Sustainability is the ability to exist and develop without depleting natural resources for the future.
The United Nations defined sustainable development in the Brundtland Report as development that meets the needs of the present without compromising the ability of future generations to meet their own needs. It assumes that resources are finite, and so should be used conservatively and carefully to ensure that there is enough for future generations, without decreasing present quality of life. A sustainable society must be socially responsible, focussing on environmental protection and dynamic equilibrium in human and natural systems.
There are many benefits to sustainability, both short-term and long-term. We cannot maintain our Earth’s ecosystems or continue to function as we do if more sustainable choices are not made. If harmful processes are maintained with no change, it is likely that we will run out of fossil fuels, huge numbers of animal species will become extinct, and the atmosphere will be irreparably damaged. Clean air and nontoxic atmospheric conditions, growth of resources that can be relied upon, and water quality and cleanliness, are all benefits of sustainability.

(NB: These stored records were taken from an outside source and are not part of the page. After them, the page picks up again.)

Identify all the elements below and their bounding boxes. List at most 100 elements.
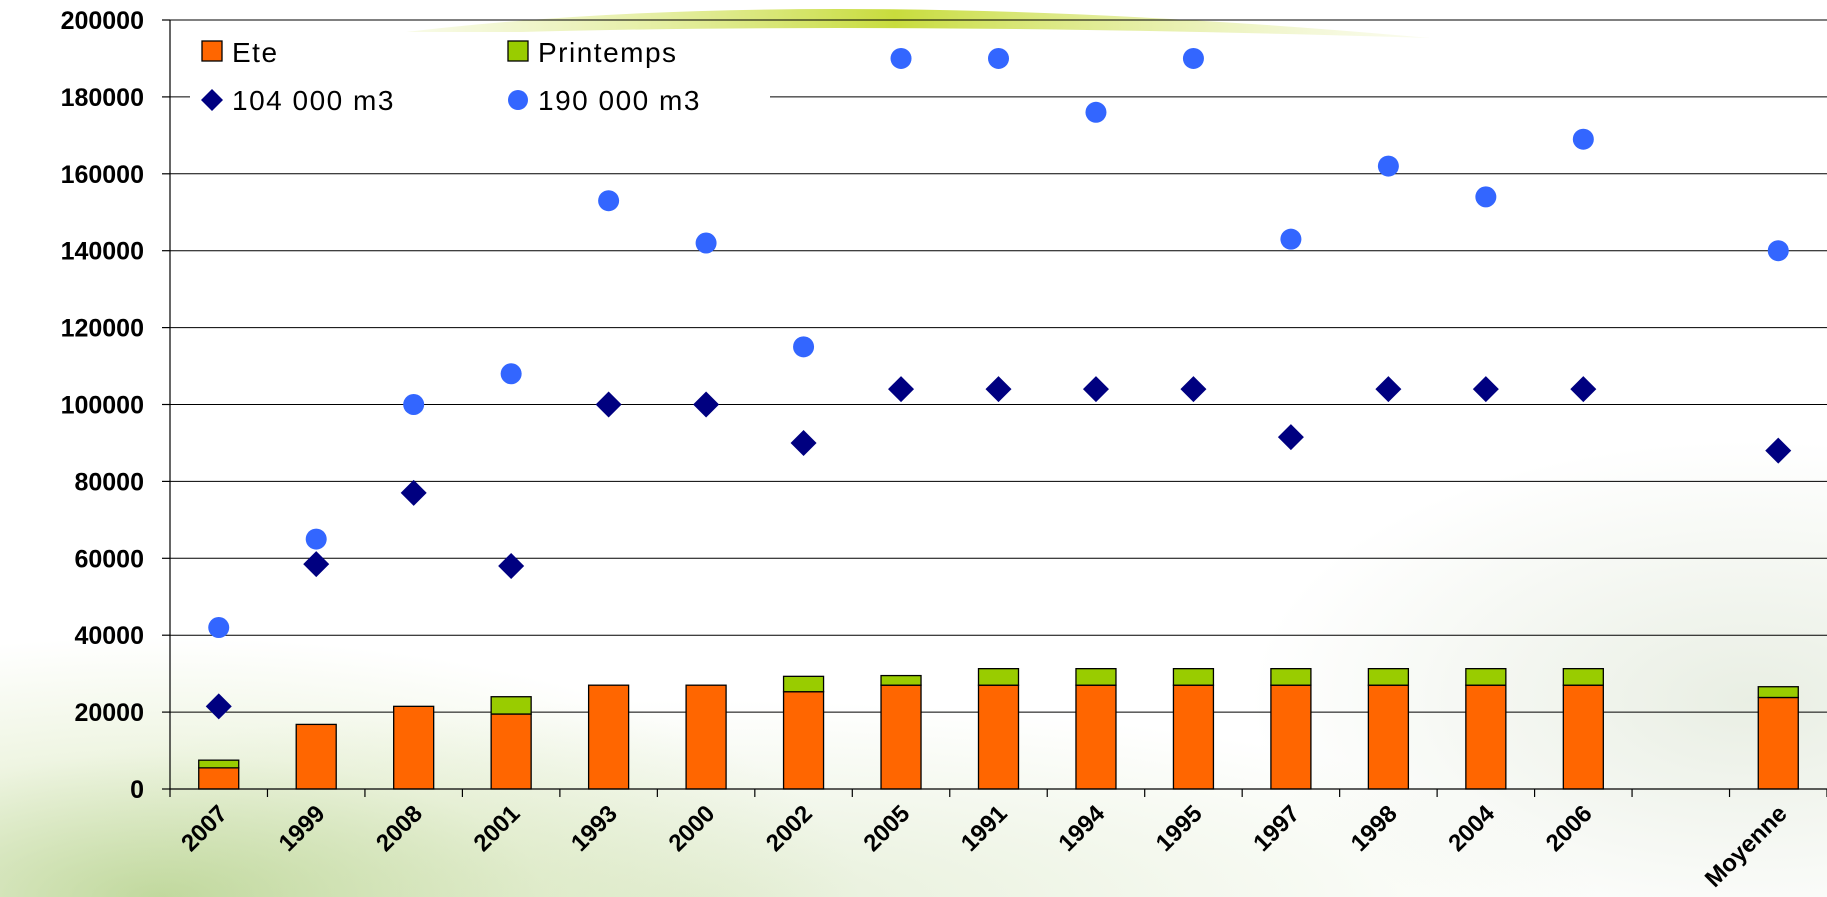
x-tick-label-14: 2006 [1541, 800, 1598, 857]
legend-swatch-104-000-m3 [201, 89, 223, 111]
point-diamond-13 [1472, 376, 1499, 403]
bar-ete-2 [393, 705, 435, 790]
point-circle-1 [305, 528, 327, 550]
bar-ete-13 [1465, 684, 1507, 790]
point-circle-4 [598, 190, 620, 212]
point-circle-7 [890, 47, 912, 69]
y-tick-label-9: 180000 [61, 84, 144, 112]
bar-printemps-16 [1757, 686, 1799, 699]
legend-background [190, 32, 770, 128]
y-tick-label-7: 140000 [61, 238, 144, 266]
x-tick-label-13: 2004 [1443, 800, 1500, 857]
x-tick-label-12: 1998 [1346, 800, 1403, 857]
x-tick-label-0: 2007 [176, 800, 233, 857]
point-diamond-2 [400, 479, 427, 506]
x-tick-label-9: 1994 [1053, 800, 1110, 857]
point-diamond-8 [985, 376, 1012, 403]
y-tick-label-2: 40000 [74, 622, 144, 650]
point-diamond-4 [595, 391, 622, 418]
y-tick-label-5: 100000 [61, 392, 144, 420]
x-tick-label-6: 2002 [761, 800, 818, 857]
bar-printemps-12 [1367, 668, 1410, 686]
point-circle-14 [1572, 128, 1594, 150]
bar-printemps-10 [1172, 668, 1215, 686]
y-tick-label-0: 0 [130, 776, 144, 804]
point-circle-12 [1377, 155, 1399, 177]
legend-label-104-000-m3: 104 000 m3 [232, 85, 395, 116]
point-diamond-7 [888, 376, 915, 403]
bar-ete-10 [1172, 684, 1215, 790]
x-tick-label-5: 2000 [663, 800, 720, 857]
x-tick-label-8: 1991 [956, 800, 1013, 857]
point-diamond-12 [1375, 376, 1402, 403]
bar-ete-5 [685, 684, 727, 790]
bar-ete-16 [1757, 696, 1799, 790]
bar-ete-0 [198, 767, 240, 790]
x-tick-label-2: 2008 [371, 800, 428, 857]
point-circle-9 [1085, 101, 1107, 123]
points [205, 47, 1792, 720]
x-tick-label-1: 1999 [274, 800, 331, 857]
point-circle-6 [793, 336, 815, 358]
point-circle-11 [1280, 228, 1302, 250]
x-tick-label-11: 1997 [1248, 800, 1305, 857]
y-axis: 0 20000 40000 60000 80000 100000 120000 140000 1… [61, 7, 171, 804]
bar-printemps-13 [1465, 668, 1507, 686]
bars [198, 668, 1799, 790]
bar-printemps-6 [782, 675, 825, 693]
point-diamond-6 [790, 429, 817, 456]
point-diamond-5 [693, 391, 720, 418]
y-tick-label-10: 200000 [61, 7, 144, 35]
bar-ete-6 [782, 691, 825, 790]
point-circle-16 [1767, 240, 1789, 262]
decorative-arc [360, 9, 1430, 38]
bar-ete-7 [880, 684, 922, 790]
legend: Ete Printemps 104 000 m3 190 000 m3 [190, 32, 770, 128]
legend-label-190-000-m3: 190 000 m3 [538, 85, 701, 116]
bar-printemps-11 [1270, 668, 1312, 686]
legend-swatch-190-000-m3 [508, 90, 528, 110]
point-circle-5 [695, 232, 717, 254]
x-tick-label-16: Moyenne [1700, 800, 1793, 893]
bar-ete-12 [1367, 684, 1410, 790]
bar-printemps-9 [1075, 668, 1117, 686]
bar-ete-8 [977, 684, 1020, 790]
x-tick-label-7: 2005 [858, 800, 915, 857]
point-circle-8 [988, 47, 1009, 69]
x-tick-label-3: 2001 [469, 800, 526, 857]
point-diamond-1 [303, 551, 330, 578]
bar-ete-4 [587, 684, 630, 790]
bar-ete-9 [1075, 684, 1117, 790]
bar-printemps-0 [198, 759, 240, 769]
point-circle-10 [1182, 47, 1204, 69]
x-tick-label-10: 1995 [1151, 800, 1208, 857]
y-tick-label-3: 60000 [74, 545, 144, 573]
bar-printemps-7 [880, 674, 922, 686]
y-tick-label-8: 160000 [61, 161, 144, 189]
y-tick-label-6: 120000 [61, 315, 144, 343]
bar-ete-14 [1562, 684, 1604, 790]
point-diamond-16 [1765, 437, 1792, 464]
point-circle-0 [208, 617, 230, 639]
point-diamond-11 [1277, 424, 1304, 451]
bar-ete-11 [1270, 684, 1312, 790]
legend-label-printemps: Printemps [538, 37, 678, 68]
point-diamond-9 [1082, 376, 1109, 403]
point-circle-2 [403, 394, 425, 415]
bar-printemps-14 [1562, 668, 1604, 686]
bar-ete-3 [490, 713, 532, 790]
bar-printemps-3 [490, 696, 532, 715]
point-diamond-3 [498, 552, 525, 579]
point-circle-13 [1475, 186, 1497, 208]
legend-swatch-printemps [507, 40, 529, 62]
legend-label-ete: Ete [232, 37, 279, 68]
x-tick-label-4: 1993 [566, 800, 623, 857]
y-tick-label-1: 20000 [74, 699, 144, 727]
bar-ete-1 [295, 723, 337, 790]
point-diamond-0 [205, 693, 232, 720]
point-diamond-14 [1570, 376, 1597, 403]
legend-swatch-ete [201, 40, 223, 62]
y-tick-label-4: 80000 [74, 468, 144, 496]
x-axis: 2007 1999 2008 2001 1993 2000 2002 2005 1991 1994… [169, 788, 1827, 893]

The concept of sustainability is composed of three pillars: environmental, social and economic—also known informally as profits, planet, and people. These are in particular relevant to corporate sustainability, and efforts made by companies.
- Environmental protection is the most frequently discussed element. It is concerned with the reduction of carbon footprints, water usage, non-decomposable packaging, and wasteful processes as part of a supply chain. These processes can often be cost-effective, and financially useful as well as important for environmental sustainability.
- Social development is about treating employees fairly and ensuring responsible, ethical, and sustainable treatment of employees, stakeholders, and the community in which a business operates. This may be achieved through more responsive benefits, like better maternity and paternity benefits, flexible scheduling, and learning and development opportunities. For example, business should operate using sustainable labour, which involves fairly-paid, adult employees who can operate in a safe environment.
- Economic development is probably the simplest form of sustainability. To be economically sustainable, a business must be profitable and produce enough revenues to be continued into the future. The challenge with this form of sustainability is achieving an equilibrium. Rather than making money at any cost, companies should attempt to generate profit in accordance with other elements of sustainability.
Focussing on social and environmental sustainability in addition to economic performance is an approach frequently referred to as the Triple Bottom Line.
Recently, the UN issued The Sustainable Development Goals as its main aims for the successful achievement of a better and more sustainable future. They address global challenges to sustainability. The 17 Goals include sustainable economic growth, no poverty, zero hunger, clean water and sanitation, affordable and clean energy, and responsible consumption and production, and it is hoped that they will be reached by 2030.
Sustainability is measured by assessing performance of the three main principles altogether, in particular a balanced treatment of all three. These three key principles of the Triple Bottom Line do not provide a measurement system of themselves, but recent methods of measuring sustainability have attempted to measure sustainability through them. Though no official universal measurement of sustainability exists, many organisations are developing industry-specific tools and practices to judge how social, environmental and economic principles function as part of a company.
The Triple Bottom Line approach to operating a company is useful for businesses in a number of ways. Not only is it ethical and important to meet UN standards of environmental sustainability, it is also economical and allows a stronger business model. Additionally, sustainability enables an organisation to attract employees, shareholders and customers who are invested in the goals of sustainability and share these values. The impact of sustainability can therefore be positive for a business’ image as well as revenue.
In 2018, the EU Commission released six key transformations to be made. If properly implemented, these steps will allow better sustainability to be achieved by the current goal of 2050.
- Sustainable development is a societal challenge, not simply an environmental one - improvements of education and healthcare are therefore required to achieve higher income and better environmental decisions
- Responsible consumption and production, and the importance of doing more with fewer resources, are important to adopt a circular economy and reduce demand
- Decarbonisation of the energy industry, through clean energy resources and renewable processes, will be necessary to provide clean and affordable energy for all
- There should be food and clean water for all while protecting the biosphere and the oceans, which will require efficient and sustainable food systems, achievable through the increasing of agricultural productivity and reduction of meat consumption
- Smart cities: Settlement patterns should be transformed for the good of the population and the environment, which may be done through ‘smart’ infrastructure and internet connectivity
- A digital revolution in science, technology, and innovation would be required to support sustainable development, as it is hoped that the world will use the development of Information Technology to facilitate sustainability
With the climate crisis, there is a current movement towards sustainability as a more appealing priority for businesses, as people begin to live more sustainable lives. It is likely that, in the future, positive impact on climate over the whole value chain, improved impact on the environment, people, and atmosphere, and productive input on society, will be expectations for businesses. Companies will be held accountable for all aspects of industry, and any environmental damage or harmful emissions should be limited or removed from productive processes.
It is also expected that resources will be reused to suit the global increase in population in what is commonly referred to as a ‘circular economy’. This change would allow one person’s waste to be another’s resource, in a process that would greatly reduce waste and create a more efficient supply chain.